Contudo, por “milagre”, a situação deficitária do Fundo altera-se em Setembro de 2017. Depois das eleições presidenciais, o Fundo anuncia que teve “lucros” de 44 milhões de dólares. Contudo, estes “lucros” são uma brincadeira contabilística e apenas servem para pressionar o novo presidente João Lourenço. José Filomeno dos Santos “inventa” um lucro para impedir que o presidente não o reconduza por incompetência.
Vejamos como se fabrica o “lucro”. Os 44 milhões derivam, como muito bem escreve Carlos Rosado de Carvalho na Expansão, da “contabilização de mais-valias potenciais de 90 milhões de USD”. E nestas “mais-valias” entra o famoso investimento no Porto do Caio. O Fundo entrou com 180 milhões de USD na empresa concessionária do Porto do Caio, detida por Jean-Claude Bastos de Morais, que também detém a Quantum Global que gere os activos do Fundo Soberano.
Acontece que esses 180 milhões de USD estão agora avaliados em 385 milhões de USD. E não se sabe porquê e em quanto tempo uma participação de 180 milhões passou a valer 385 milhões. Poderia ser assim, ou ao contrário! Poderia valer 180, 200, 240, 256, 300. O que fosse. Quais são os critérios para tal reavaliação? Aliás, o auditor do Fundo, a empresa Deloitte, alerta para a vacuidade de tal reavaliação. Não há fundamento tangível para tal, nem sequer é conhecido ou está publicado.

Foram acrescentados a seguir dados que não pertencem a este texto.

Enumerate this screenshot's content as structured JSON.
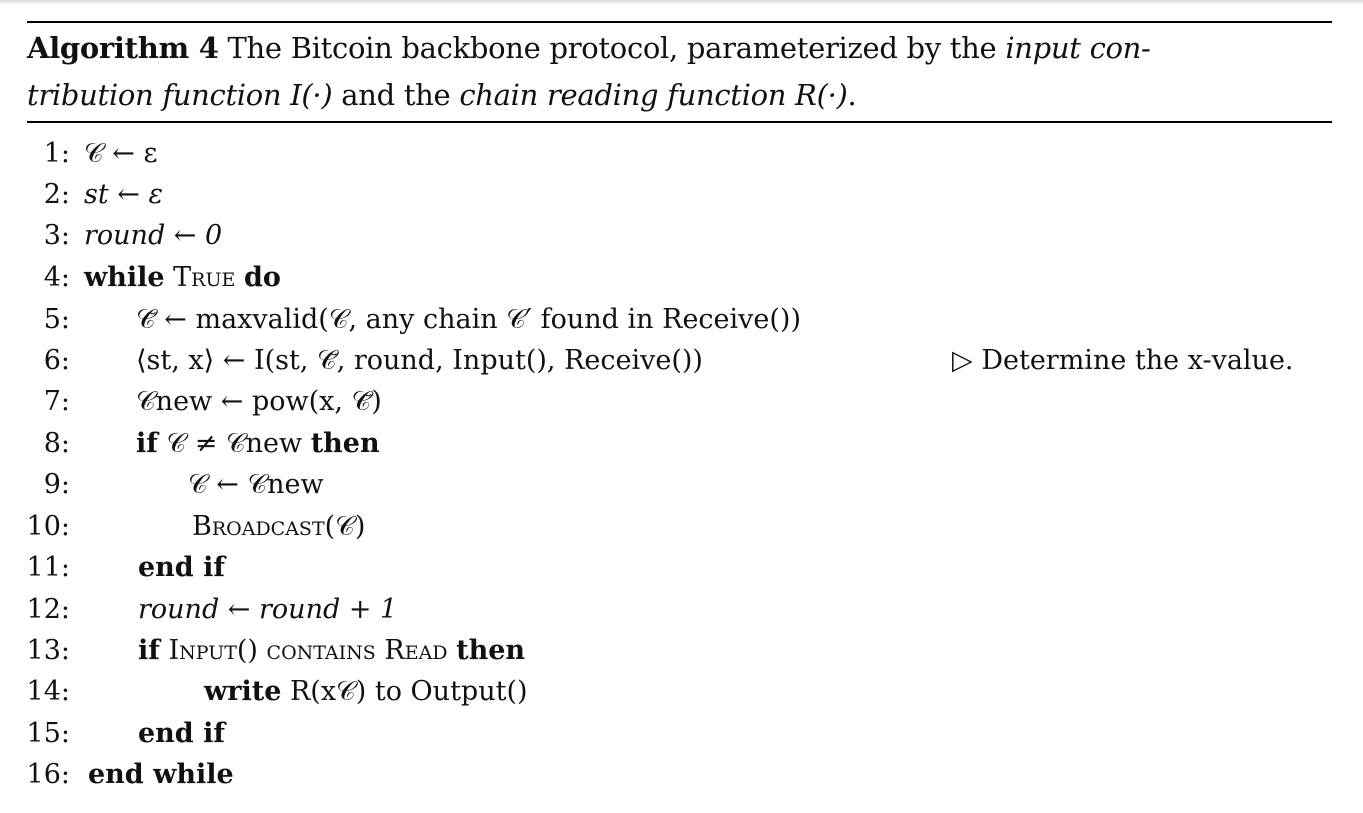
{
  "caption": {
    "label": "Algorithm 4",
    "line1_pre": "The Bitcoin backbone protocol, parameterized by the",
    "line1_it": "input con-",
    "line2_it1": "tribution function I(·)",
    "line2_mid": "and the",
    "line2_it2": "chain reading function R(·)",
    "line2_end": "."
  },
  "lines": [
    {
      "num": "1:",
      "text": "𝒞 ← ε"
    },
    {
      "num": "2:",
      "text": "st ← ε"
    },
    {
      "num": "3:",
      "text": "round ← 0"
    },
    {
      "num": "4:",
      "kw1": "while",
      "sc": "True",
      "kw2": "do"
    },
    {
      "num": "5:",
      "text": "𝒞̃ ← maxvalid(𝒞, any chain 𝒞′ found in Receive())"
    },
    {
      "num": "6:",
      "text": "⟨st, x⟩ ← I(st, 𝒞̃, round, Input(), Receive())",
      "comment": "▷ Determine the x-value."
    },
    {
      "num": "7:",
      "text": "𝒞new ← pow(x, 𝒞̃)"
    },
    {
      "num": "8:",
      "kw1": "if",
      "text": "𝒞 ≠ 𝒞new",
      "kw2": "then"
    },
    {
      "num": "9:",
      "text": "𝒞 ← 𝒞new"
    },
    {
      "num": "10:",
      "text": "Broadcast(𝒞)"
    },
    {
      "num": "11:",
      "kw1": "end if"
    },
    {
      "num": "12:",
      "text": "round ← round + 1"
    },
    {
      "num": "13:",
      "kw1": "if",
      "text": "Input() contains Read",
      "kw2": "then"
    },
    {
      "num": "14:",
      "kw1": "write",
      "text": "R(x𝒞) to Output()"
    },
    {
      "num": "15:",
      "kw1": "end if"
    },
    {
      "num": "16:",
      "kw1": "end while"
    }
  ]
}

Assim sendo, facilmente se vê que o lucro de 44 milhões do Fundo é “inventado”, e que corresponde a algo que pode ou não acontecer no futuro. O importante é perceber a razão dessa “invenção”. É simples: condicionar João Lourenço. Dizer-lhe que tem de reconduzir Zenú, que finalmente colocou o Fundo Soberano a dar lucro… Afinal, não há lucro nenhum, apenas uma habilidade contabilística devidamente anotada pelo auditor.
João Lourenço tem aqui o seu “teste de algodão”, que pode usar demonstrar se efectivamente fala a sério quando diz querer acabar com a corrupção e garantir o uso eficiente dos fundos públicos. O mandato de Zenú termina em 25 de Agosto de 2018. Basta anunciar a sua não recondução e preparar a substituição. É muito simples. Desde 2013, Zenú acumulou 300 milhões de dólares em prejuízos. Em 2016 inventou um lucro de 44 milhões (apenas 0,88 porcento do capital, situação em que mais compensava ter o dinheiro depositado no banco…), que não é real. Face a isto, a incompetência do filho de José Eduardo dos Santos é notória. Agora, cabe a João Lourenço mostrar a sua fibra, ou então explicar que, afinal, ele e a sua família estão associados a Zenú e a Jean-Claude Bastos de Morais nos diferentes negócios, assim se assumindo como cúmplice de toda a situação… Está nas mãos do novo presidente da República dar o sinal claro do que pretende.